Single by Nancy Sinatra
- B-side: "Put Your Head on My Shoulder"
- Released: 1963
- Genre: Pop
- Length: 2:38
- Label: Reprise
- Songwriter: Meredith Willson
- Producer: Tutti Camarata

Nancy Sinatra singles chronology
| "You Can Have Any Boy" | "I See the Moon" | "The Cruel War" |

= I See the Moon =

1953 song

"I See the Moon (Over the Mountain)" is a popular song, written by Meredith Willson in 1953.

==Recordings==
The Mariners, in the United States, and The Stargazers, in the United Kingdom, had the best-known versions. The Stargazers' recording, released on the Decca Records label, reached number one in the UK Singles Chart in 1954. In taking "I See the Moon" to number one, the Stargazers became the first act in British chart history to reach number one with their first two records to reach the chart. Several singles released in the interim failed to chart. The Stargazers' recording was produced by Dick Rowe, one of eight of his UK chart topping successes in that role. The single sold over 300,000 copies.
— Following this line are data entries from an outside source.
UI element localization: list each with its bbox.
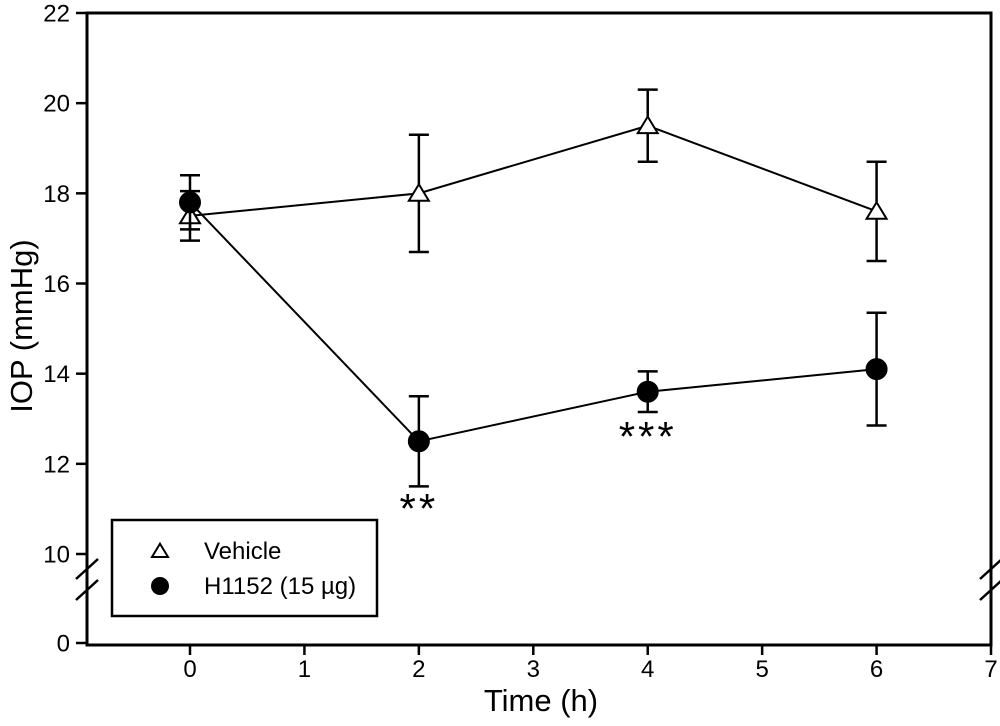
frame-rect xyxy=(85,11,993,647)
y-tick-label: 22 xyxy=(43,1,70,28)
series-vehicle-marker xyxy=(864,200,889,220)
legend-label: H1152 (15 µg) xyxy=(204,573,356,600)
axis-break-slash xyxy=(979,580,1000,601)
series-line xyxy=(189,201,877,443)
y-tick-label: 0 xyxy=(57,631,70,658)
series-h1152-marker xyxy=(179,191,201,214)
y-tick-label: 10 xyxy=(43,542,70,569)
legend-box xyxy=(110,518,379,618)
x-tick-label: 0 xyxy=(183,656,196,683)
x-tick-label: 2 xyxy=(412,656,425,683)
x-tick-label: 4 xyxy=(641,656,654,683)
y-tick-label: 18 xyxy=(43,181,70,208)
y-axis-title: IOP (mmHg) xyxy=(4,239,39,412)
series-vehicle-marker xyxy=(635,114,660,135)
axis-break-slash xyxy=(979,559,1000,580)
y-tick-label: 14 xyxy=(43,361,70,388)
x-axis-title: Time (h) xyxy=(484,683,598,718)
series-h1152 xyxy=(179,174,888,488)
series-vehicle-marker xyxy=(407,182,431,202)
x-tick-label: 5 xyxy=(755,656,768,683)
legend-marker-h1152 xyxy=(151,577,169,595)
y-tick-label: 20 xyxy=(43,91,70,118)
axis-break-marks xyxy=(75,558,1000,601)
x-axis: 0 1 2 3 4 5 6 7 xyxy=(183,645,998,683)
significance-label: *** xyxy=(619,413,677,460)
y-tick-label: 16 xyxy=(43,271,70,298)
y-axis: 0 10 12 14 16 18 20 22 xyxy=(43,1,87,658)
y-tick-label: 12 xyxy=(43,451,70,478)
legend: Vehicle H1152 (15 µg) xyxy=(110,518,379,618)
x-tick-label: 1 xyxy=(298,656,311,683)
significance-label: ** xyxy=(400,485,439,532)
series-h1152-marker xyxy=(865,358,888,381)
series-h1152-marker xyxy=(407,430,430,453)
axis-break-slash xyxy=(75,558,99,580)
legend-marker-vehicle xyxy=(150,541,170,558)
x-tick-label: 3 xyxy=(527,656,540,683)
plot-frame xyxy=(85,11,993,647)
series-line xyxy=(189,124,877,217)
x-tick-label: 7 xyxy=(984,656,997,683)
significance-annotations: ***** xyxy=(400,413,677,532)
legend-label: Vehicle xyxy=(204,538,281,565)
series-h1152-marker xyxy=(636,380,659,403)
series-vehicle xyxy=(178,88,889,263)
x-tick-label: 6 xyxy=(870,656,883,683)
axis-break-slash xyxy=(75,579,99,601)
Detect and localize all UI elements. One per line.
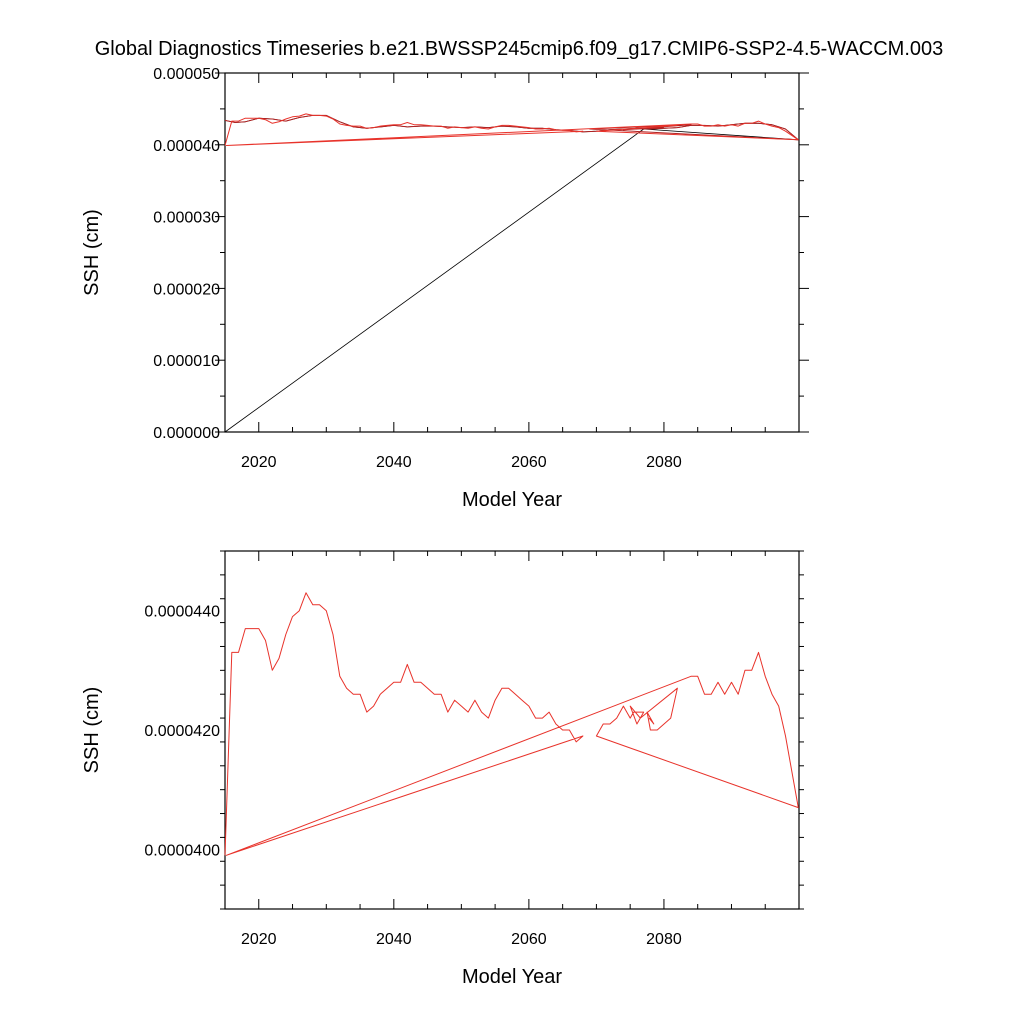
x-tick-label: 2020 (241, 931, 277, 948)
x-axis-label: Model Year (462, 966, 562, 988)
y-tick-label: 0.000010 (153, 353, 220, 370)
y-axis-label: SSH (cm) (81, 687, 103, 774)
series-line-black (224, 115, 799, 433)
y-axis-label: SSH (cm) (81, 209, 103, 296)
x-tick-label: 2080 (646, 454, 682, 471)
x-tick-label: 2060 (511, 454, 547, 471)
x-tick-label: 2060 (511, 931, 547, 948)
x-tick-label: 2020 (241, 454, 277, 471)
y-tick-label: 0.0000440 (144, 604, 220, 621)
y-tick-label: 0.0000400 (144, 842, 220, 859)
series-line-red (224, 113, 799, 146)
y-tick-label: 0.000020 (153, 281, 220, 298)
x-tick-label: 2040 (376, 454, 412, 471)
plot-frame (224, 550, 800, 910)
x-axis-label: Model Year (462, 489, 562, 511)
y-tick-label: 0.000040 (153, 138, 220, 155)
top-panel: 2020 2040 2060 2080 0.000000 0.000010 0.000020… (81, 66, 809, 511)
x-tick-label: 2080 (646, 931, 682, 948)
y-tick-label: 0.0000420 (144, 723, 220, 740)
chart-title: Global Diagnostics Timeseries b.e21.BWSS… (95, 38, 944, 60)
series-line-red (224, 592, 799, 856)
x-tick-label: 2040 (376, 931, 412, 948)
y-tick-label: 0.000030 (153, 210, 220, 227)
bottom-panel: 2020 2040 2060 2080 0.0000400 0.0000420 0.0000… (81, 550, 804, 988)
y-tick-label: 0.000050 (153, 66, 220, 83)
y-tick-label: 0.000000 (153, 425, 220, 442)
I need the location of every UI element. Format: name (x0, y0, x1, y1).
The Mariners' version, released in 1953 on Columbia Records, reached number 14 in the United States.

A recording by Don Cameron with Morton Fraser's Harmonica Band was made in London on February 17, 1954. It was released by EMI on the His Master's Voice label as catalog number B 10675.

Nancy Sinatra released a version on Reprise Records in 1963.

==Television adaptation==
In 1997, the English actress Phoebe Nicholls (as May Thrace) performed the song with piano accompaniment in an adaptation for television of Ruth Rendell's mystery, May and June. It was described as her character's childhood favourite.

==Nursery rhyme==
There is a nursery rhyme with the same title. It was first collected and recorded in print by Joseph Ritson, an English literary antiquary. It matches a couplet that appears in English as early as 1784 in a work entitled Gammer Gurton's Garland, or, The Nursery Parnassus:
I see the moon, and the moon sees me,
God bless the moon, and God bless me!